Automate Browser Testing for Realistic UI Validation

Web UIs demand browser automation since units can't replicate real interactions. Prompt agents with "test that with Playwright"—they pick bindings (Python/others) or playwright-cli, automating Chrome/Firefox/Safari to expose issues in live environments. Use CLIs like Vercel's agent-browser or Simon Willison's Rodney (via uvx rodney --help for auto-install and full usage docs). Rodney enables screenshots (for agent vision analysis), JS execution, scrolling, clicking, typing, and accessibility tree reading. Example prompt: "Use uvx rodney to manually test the UI at http://localhost:8000, look at screenshots, confirm it works." Issues found get codified into automated e2e tests, which agents maintain to counter flakiness from HTML changes—reducing past avoidance of browser tests.

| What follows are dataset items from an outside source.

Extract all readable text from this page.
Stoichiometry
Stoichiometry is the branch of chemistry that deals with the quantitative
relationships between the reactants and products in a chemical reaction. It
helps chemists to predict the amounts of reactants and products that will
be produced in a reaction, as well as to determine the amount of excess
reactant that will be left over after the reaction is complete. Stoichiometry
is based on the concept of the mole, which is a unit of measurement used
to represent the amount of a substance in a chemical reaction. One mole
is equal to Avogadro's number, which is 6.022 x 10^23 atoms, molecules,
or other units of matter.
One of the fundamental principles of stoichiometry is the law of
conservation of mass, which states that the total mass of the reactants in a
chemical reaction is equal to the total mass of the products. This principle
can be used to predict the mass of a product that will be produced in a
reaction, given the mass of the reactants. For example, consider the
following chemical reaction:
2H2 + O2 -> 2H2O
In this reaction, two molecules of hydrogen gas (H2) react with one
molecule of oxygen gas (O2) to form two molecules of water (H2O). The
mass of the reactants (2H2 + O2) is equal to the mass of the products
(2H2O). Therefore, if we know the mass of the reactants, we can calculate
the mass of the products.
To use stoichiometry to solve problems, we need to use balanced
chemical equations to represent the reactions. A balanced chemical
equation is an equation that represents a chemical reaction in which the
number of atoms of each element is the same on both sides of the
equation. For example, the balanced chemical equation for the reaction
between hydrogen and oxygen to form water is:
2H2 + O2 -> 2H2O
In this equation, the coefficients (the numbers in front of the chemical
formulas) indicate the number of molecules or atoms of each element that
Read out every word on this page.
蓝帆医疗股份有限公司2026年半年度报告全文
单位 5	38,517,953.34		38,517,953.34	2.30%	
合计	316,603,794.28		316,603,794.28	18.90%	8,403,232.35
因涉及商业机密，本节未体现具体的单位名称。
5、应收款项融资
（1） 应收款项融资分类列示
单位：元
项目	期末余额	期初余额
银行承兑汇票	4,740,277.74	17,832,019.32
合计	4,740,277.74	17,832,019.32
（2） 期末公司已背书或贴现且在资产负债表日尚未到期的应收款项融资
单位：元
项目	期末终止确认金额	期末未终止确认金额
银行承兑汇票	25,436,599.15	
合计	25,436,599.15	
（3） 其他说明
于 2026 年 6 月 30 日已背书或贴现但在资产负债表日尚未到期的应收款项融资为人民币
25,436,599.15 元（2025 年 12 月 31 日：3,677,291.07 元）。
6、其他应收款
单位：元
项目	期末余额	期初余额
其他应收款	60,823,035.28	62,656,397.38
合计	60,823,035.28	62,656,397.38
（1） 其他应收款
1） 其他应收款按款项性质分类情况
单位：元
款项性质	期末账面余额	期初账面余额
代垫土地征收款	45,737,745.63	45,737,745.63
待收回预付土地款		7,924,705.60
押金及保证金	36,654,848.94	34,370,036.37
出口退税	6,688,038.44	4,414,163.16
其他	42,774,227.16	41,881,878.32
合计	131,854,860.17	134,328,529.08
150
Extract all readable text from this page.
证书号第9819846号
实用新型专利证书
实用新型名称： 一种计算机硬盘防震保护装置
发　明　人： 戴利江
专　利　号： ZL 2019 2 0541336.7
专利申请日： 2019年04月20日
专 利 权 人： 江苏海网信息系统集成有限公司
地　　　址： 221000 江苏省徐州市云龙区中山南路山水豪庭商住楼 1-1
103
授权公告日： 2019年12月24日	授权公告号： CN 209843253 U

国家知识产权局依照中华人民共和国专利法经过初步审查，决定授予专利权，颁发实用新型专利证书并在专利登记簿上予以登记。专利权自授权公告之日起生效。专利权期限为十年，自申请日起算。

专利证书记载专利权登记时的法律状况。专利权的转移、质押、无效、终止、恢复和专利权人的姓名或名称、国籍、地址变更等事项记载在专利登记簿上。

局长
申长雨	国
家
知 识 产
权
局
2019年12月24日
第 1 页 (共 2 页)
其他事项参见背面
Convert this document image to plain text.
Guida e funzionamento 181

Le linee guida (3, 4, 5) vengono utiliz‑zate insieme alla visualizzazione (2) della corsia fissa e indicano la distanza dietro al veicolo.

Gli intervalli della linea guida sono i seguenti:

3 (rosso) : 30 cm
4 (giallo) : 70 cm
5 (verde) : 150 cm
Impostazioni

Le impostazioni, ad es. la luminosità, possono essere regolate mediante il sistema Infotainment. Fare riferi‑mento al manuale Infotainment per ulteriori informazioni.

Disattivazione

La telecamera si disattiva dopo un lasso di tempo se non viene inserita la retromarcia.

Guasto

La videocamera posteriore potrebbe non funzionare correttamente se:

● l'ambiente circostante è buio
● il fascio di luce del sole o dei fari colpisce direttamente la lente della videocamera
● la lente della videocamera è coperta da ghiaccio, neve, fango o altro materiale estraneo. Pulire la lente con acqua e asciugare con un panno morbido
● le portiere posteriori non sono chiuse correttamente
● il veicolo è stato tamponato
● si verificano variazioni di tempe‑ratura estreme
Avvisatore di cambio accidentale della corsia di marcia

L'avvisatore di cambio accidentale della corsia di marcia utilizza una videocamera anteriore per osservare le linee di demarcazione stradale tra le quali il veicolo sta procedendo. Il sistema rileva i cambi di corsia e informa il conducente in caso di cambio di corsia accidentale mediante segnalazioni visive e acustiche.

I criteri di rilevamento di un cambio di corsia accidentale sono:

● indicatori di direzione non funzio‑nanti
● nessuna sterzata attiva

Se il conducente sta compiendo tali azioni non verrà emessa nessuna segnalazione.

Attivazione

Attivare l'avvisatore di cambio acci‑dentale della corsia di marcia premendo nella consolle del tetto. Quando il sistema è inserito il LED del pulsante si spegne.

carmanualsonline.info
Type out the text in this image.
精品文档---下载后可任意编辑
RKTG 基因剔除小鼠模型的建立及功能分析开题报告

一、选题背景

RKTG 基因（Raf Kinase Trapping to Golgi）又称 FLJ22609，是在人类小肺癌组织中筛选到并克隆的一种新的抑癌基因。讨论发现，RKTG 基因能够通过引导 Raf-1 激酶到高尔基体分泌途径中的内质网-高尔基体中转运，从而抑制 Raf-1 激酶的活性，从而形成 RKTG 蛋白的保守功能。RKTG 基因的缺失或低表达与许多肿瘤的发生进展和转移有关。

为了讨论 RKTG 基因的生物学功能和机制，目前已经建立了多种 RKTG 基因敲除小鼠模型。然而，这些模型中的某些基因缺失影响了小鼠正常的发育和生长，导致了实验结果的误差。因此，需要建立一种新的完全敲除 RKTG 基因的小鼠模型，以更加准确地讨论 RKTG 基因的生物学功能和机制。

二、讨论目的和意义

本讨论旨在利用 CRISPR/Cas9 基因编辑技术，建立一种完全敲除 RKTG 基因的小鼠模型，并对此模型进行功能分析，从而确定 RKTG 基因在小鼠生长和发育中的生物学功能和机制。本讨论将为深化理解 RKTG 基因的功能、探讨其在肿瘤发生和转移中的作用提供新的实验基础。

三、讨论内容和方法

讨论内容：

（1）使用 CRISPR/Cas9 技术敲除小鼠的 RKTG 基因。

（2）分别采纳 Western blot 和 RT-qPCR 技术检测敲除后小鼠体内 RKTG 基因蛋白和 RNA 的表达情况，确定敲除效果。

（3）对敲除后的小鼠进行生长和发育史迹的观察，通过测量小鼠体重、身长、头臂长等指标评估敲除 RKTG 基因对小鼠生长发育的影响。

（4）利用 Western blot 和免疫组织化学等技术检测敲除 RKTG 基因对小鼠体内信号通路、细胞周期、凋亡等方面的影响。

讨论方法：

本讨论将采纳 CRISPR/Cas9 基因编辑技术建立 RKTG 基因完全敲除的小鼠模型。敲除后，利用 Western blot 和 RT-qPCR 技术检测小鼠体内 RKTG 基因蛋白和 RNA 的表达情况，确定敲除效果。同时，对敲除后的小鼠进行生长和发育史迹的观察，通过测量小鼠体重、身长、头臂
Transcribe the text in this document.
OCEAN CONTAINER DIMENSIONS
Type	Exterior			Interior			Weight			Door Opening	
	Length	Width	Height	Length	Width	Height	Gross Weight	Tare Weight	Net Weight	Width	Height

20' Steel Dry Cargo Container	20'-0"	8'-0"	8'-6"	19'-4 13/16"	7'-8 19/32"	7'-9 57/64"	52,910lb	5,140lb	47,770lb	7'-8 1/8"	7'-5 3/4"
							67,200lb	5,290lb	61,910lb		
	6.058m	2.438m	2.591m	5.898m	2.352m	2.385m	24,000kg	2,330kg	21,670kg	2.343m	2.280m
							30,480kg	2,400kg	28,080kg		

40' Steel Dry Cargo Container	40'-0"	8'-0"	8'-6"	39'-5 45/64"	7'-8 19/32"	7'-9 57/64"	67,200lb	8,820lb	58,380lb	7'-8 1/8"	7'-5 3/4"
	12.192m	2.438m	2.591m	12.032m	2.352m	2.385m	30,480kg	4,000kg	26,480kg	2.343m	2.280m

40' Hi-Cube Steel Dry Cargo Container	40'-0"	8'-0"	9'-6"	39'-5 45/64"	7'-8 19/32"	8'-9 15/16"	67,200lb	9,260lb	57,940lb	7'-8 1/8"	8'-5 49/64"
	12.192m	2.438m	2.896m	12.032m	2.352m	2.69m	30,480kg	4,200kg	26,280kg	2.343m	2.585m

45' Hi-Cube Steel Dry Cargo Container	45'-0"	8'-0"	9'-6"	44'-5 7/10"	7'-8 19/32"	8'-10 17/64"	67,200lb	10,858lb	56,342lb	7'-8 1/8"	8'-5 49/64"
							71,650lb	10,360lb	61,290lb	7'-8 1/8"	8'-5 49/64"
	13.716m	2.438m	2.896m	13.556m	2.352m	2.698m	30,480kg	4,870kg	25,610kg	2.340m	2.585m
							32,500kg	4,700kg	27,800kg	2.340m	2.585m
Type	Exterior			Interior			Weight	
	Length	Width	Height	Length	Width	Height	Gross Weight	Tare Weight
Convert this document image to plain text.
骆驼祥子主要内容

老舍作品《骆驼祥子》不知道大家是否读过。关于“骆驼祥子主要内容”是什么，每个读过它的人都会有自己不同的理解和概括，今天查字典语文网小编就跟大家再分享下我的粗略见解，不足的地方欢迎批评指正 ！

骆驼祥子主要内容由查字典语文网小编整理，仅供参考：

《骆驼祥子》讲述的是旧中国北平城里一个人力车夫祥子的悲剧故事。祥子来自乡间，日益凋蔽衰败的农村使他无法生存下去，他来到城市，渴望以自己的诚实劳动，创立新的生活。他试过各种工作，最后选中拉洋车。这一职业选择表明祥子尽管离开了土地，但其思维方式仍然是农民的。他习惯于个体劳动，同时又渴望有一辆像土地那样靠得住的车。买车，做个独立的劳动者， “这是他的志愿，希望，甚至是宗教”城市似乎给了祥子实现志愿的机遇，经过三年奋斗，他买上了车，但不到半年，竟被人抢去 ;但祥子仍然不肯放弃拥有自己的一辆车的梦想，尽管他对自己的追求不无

Document Agent Work with Showboat for Transparency

Capture testing flows as artifacts using Showboat (uvx showboat --help teaches agents its API). Key commands: note for Markdown notes, exec to run/ record commands with outputs (prevents faking results), image for screenshots (pairs with Rodney). Prompt: "Use showboat note, exec, image to document your testing." This produces demo docs proving comprehensive verification, hoarding agent knowledge for future reference and building trust in solutions.